Slept reasonably well although I was getting rid of fluid on a regular basis, which tends to happen every now and then, so I'm sweating profusely all night and need three or four trips to the loo. However, feeling not too bad this morning and as I promised to call Margaret (my boss), it seemed like a good time to 'bite the bullet' and log on to my work computer. I have done this before, just to clear my in box, but today I wanted to remind myself where various bits of information are and re-acquaint myself with the format.
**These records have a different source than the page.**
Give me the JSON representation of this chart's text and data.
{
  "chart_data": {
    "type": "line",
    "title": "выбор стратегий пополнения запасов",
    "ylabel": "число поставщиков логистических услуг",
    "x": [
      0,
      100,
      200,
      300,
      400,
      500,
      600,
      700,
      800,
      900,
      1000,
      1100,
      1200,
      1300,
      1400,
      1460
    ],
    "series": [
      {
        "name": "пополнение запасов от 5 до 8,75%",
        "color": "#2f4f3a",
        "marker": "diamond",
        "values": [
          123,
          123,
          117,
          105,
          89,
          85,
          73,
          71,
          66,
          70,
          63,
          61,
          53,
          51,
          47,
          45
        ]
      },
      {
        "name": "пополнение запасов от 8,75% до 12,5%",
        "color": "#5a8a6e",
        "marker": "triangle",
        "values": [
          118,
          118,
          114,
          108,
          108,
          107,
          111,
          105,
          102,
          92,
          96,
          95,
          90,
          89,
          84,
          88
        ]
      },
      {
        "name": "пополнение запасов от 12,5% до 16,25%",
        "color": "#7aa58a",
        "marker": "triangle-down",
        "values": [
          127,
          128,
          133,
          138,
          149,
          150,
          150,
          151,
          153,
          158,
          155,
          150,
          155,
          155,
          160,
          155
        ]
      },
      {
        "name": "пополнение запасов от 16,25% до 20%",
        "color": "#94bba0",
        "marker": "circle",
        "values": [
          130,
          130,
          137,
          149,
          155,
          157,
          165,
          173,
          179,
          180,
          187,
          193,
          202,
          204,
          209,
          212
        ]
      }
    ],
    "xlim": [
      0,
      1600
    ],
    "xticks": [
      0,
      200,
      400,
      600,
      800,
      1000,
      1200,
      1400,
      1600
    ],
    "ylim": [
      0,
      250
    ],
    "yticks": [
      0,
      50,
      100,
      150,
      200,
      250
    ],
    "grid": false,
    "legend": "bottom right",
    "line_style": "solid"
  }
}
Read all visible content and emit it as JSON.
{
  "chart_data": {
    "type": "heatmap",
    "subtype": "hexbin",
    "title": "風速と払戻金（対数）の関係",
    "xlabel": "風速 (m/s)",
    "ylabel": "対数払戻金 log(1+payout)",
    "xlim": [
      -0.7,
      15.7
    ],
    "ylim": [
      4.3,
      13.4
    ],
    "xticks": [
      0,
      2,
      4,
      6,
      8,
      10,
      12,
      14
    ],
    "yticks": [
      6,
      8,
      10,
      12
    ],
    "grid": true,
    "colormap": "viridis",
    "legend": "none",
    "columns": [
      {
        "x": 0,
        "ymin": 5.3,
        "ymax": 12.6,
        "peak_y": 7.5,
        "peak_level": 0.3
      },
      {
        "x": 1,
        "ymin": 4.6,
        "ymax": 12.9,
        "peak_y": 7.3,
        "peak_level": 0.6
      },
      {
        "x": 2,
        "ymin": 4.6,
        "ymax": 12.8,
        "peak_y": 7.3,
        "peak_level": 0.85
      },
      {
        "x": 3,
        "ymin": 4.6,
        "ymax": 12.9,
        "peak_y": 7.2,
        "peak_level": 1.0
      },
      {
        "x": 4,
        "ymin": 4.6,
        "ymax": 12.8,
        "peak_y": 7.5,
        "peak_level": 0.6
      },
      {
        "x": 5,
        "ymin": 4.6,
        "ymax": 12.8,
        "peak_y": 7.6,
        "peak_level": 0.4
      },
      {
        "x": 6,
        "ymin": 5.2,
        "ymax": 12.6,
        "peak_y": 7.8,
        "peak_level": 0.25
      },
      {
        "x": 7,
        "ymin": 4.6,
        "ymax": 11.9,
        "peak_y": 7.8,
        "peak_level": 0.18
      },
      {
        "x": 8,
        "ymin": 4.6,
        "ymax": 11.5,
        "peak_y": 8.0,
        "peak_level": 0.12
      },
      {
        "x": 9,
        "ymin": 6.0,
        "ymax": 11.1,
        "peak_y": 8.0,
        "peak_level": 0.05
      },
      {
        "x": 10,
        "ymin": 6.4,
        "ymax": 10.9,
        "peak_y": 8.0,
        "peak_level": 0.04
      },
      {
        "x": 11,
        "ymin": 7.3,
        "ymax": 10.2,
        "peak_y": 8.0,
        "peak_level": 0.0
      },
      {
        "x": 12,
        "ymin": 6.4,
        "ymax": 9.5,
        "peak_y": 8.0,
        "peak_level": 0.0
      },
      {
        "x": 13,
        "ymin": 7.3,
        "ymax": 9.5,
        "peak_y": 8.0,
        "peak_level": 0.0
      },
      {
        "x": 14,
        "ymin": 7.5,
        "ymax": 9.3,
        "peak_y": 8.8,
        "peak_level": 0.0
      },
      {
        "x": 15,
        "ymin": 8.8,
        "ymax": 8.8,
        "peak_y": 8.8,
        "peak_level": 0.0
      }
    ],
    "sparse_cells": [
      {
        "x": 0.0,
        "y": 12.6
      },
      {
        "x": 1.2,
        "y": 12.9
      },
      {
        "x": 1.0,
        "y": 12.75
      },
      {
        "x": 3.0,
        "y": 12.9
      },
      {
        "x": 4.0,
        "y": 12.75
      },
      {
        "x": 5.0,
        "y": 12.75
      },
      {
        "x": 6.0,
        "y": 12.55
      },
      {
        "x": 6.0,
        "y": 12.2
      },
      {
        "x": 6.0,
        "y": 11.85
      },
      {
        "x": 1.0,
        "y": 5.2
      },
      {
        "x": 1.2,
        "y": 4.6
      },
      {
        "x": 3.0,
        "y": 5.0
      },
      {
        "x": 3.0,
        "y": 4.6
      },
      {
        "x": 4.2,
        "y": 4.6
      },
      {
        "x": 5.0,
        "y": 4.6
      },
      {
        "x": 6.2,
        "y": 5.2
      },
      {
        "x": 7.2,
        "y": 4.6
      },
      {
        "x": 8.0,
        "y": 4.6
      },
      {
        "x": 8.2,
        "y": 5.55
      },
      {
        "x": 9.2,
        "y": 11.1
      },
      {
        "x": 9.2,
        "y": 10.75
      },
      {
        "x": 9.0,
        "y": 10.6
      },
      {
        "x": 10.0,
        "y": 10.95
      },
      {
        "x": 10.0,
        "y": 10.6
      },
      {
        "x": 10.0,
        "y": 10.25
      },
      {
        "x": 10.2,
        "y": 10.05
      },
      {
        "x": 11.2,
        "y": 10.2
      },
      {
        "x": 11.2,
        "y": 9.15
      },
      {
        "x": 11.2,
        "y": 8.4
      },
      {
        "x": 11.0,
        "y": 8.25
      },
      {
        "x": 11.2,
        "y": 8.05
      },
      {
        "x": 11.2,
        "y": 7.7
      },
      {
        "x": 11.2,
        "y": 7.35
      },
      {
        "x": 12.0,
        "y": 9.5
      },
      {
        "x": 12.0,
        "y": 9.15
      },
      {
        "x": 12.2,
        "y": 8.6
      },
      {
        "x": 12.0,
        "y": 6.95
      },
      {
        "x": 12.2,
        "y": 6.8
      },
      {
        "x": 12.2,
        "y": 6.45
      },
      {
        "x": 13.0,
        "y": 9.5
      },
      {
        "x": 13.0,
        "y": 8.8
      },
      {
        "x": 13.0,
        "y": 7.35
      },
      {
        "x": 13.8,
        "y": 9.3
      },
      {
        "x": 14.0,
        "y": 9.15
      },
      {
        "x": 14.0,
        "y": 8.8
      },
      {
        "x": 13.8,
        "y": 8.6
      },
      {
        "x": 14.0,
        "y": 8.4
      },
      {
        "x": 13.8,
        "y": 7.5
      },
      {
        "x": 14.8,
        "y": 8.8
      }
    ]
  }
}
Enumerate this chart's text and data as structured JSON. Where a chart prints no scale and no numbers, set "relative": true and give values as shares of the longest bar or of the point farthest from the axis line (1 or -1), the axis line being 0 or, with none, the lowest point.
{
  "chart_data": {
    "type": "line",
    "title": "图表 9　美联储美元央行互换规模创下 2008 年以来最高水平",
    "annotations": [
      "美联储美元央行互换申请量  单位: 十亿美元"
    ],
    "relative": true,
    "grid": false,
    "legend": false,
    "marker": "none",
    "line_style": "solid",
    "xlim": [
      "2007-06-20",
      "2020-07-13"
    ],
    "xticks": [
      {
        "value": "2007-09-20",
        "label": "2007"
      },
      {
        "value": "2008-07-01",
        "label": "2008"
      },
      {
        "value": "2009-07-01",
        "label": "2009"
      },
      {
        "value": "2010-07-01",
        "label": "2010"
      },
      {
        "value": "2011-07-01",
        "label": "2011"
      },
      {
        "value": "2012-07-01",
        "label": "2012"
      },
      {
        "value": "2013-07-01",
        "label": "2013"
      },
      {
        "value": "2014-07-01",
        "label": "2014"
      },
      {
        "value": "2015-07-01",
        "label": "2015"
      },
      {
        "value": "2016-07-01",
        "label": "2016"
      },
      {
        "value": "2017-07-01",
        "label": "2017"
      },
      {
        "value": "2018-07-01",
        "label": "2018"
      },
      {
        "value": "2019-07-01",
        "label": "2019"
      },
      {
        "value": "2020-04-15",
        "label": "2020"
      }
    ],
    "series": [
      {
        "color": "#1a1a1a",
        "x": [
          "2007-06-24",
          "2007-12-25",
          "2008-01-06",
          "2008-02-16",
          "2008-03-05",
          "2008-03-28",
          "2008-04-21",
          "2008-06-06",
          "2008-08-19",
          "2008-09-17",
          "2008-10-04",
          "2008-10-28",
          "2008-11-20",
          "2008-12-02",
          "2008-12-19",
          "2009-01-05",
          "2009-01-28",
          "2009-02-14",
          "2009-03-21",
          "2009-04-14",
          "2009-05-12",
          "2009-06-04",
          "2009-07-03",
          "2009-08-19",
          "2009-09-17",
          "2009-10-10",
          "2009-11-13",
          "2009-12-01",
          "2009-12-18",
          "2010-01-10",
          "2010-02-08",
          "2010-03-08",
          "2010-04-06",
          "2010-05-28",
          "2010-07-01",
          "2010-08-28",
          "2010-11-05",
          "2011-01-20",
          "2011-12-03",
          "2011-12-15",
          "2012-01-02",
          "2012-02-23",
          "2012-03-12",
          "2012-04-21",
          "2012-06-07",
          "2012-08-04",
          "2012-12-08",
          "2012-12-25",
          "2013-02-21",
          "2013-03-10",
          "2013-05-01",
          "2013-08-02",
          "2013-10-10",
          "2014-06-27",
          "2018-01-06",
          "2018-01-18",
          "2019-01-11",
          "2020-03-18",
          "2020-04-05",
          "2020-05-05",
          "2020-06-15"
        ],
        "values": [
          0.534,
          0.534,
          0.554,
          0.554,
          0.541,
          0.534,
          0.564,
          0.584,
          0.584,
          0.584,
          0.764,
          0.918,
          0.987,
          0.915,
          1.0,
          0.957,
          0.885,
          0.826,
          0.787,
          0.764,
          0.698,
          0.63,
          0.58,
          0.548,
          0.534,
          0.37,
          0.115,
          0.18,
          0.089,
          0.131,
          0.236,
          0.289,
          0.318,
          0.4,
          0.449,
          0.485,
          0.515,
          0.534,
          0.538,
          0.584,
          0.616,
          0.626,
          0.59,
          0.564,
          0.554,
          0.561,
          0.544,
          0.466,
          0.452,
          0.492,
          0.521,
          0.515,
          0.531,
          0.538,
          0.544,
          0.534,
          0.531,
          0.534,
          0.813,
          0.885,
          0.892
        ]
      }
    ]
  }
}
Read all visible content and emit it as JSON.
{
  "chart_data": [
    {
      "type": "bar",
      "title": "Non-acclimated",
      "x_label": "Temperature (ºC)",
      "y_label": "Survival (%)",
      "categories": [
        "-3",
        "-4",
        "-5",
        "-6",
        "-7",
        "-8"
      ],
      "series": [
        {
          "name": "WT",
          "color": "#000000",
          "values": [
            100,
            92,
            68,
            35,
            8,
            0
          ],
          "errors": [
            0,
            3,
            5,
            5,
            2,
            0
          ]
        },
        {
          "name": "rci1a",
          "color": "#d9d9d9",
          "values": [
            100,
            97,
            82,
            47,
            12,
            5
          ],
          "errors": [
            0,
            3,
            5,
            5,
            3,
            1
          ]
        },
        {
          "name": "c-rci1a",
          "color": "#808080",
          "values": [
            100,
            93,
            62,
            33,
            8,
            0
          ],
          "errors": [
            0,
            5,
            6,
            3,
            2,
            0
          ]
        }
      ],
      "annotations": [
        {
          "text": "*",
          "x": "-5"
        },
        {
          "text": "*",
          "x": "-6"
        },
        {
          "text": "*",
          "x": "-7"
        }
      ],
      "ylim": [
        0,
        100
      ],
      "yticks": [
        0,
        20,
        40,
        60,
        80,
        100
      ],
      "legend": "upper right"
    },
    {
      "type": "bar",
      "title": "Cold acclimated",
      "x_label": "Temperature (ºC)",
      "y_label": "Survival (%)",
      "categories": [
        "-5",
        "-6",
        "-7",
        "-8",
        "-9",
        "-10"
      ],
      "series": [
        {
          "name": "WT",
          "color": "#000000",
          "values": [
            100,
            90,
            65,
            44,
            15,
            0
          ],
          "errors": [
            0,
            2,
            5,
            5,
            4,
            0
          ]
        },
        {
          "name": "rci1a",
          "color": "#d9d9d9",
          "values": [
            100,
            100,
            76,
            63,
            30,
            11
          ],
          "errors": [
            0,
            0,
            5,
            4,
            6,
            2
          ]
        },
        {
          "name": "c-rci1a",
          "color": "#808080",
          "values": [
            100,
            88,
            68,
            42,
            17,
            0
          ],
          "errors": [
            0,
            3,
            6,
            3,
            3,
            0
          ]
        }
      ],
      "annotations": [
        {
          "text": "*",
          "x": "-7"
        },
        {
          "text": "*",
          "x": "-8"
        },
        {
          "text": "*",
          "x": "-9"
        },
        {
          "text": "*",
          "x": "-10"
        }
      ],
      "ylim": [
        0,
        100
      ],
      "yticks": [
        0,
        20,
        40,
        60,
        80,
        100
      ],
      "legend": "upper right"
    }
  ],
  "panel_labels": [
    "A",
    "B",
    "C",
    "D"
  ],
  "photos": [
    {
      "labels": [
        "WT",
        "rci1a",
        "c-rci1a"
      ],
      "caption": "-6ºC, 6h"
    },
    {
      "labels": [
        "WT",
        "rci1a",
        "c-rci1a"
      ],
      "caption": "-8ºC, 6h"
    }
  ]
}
Well, you'd think that would be easy enough wouldn't you, but the first problem I encounter is not being able to get a remote connection to the BOC site. This always freaks me out as it means a call to the IT Service desk and I'm afraid me and IT by phone are not a good combination. Also I know I will have great problems getting a 'Network connection' on my works mobile which is useless from here and many other sites I go to. In fact, after seeing 'Watchdog' last night I think BOC should be changing their provider as they're paying for phones which don't work much of the time.
I made the call and explained the problem, which happened once before. The very nice chappie in India told me it was no doubt a problem related to our Wireless connection. Now, IT expert I'm not, but this I knew wasn't correct as our connection was good and strong. But the nice chappie is adamant, until I remind him that I can access Google and other Internet sites, then he goes quiet for a while and asks me my password, which I give him. 'Try to connect again please' and this time it works. "So what was the problem" I ask, " It is because you put in the wrong password three times and then it locks you out". Hmmmm, " But I know I put in the right password and anyway it did it on my first attempt - but hey, it's working now, so thanks" (does he really think I'm that stupid, chemo or not).
I am by this time quietly seething and can feel my levels of anxiety creeping up before I've even accessed my work. No wonder people get stressed, technology is wonderful when it works, but when it doesn't it's just a pain in the 'aspect'. Anyway, mission accomplished, so I'll stop moaning now.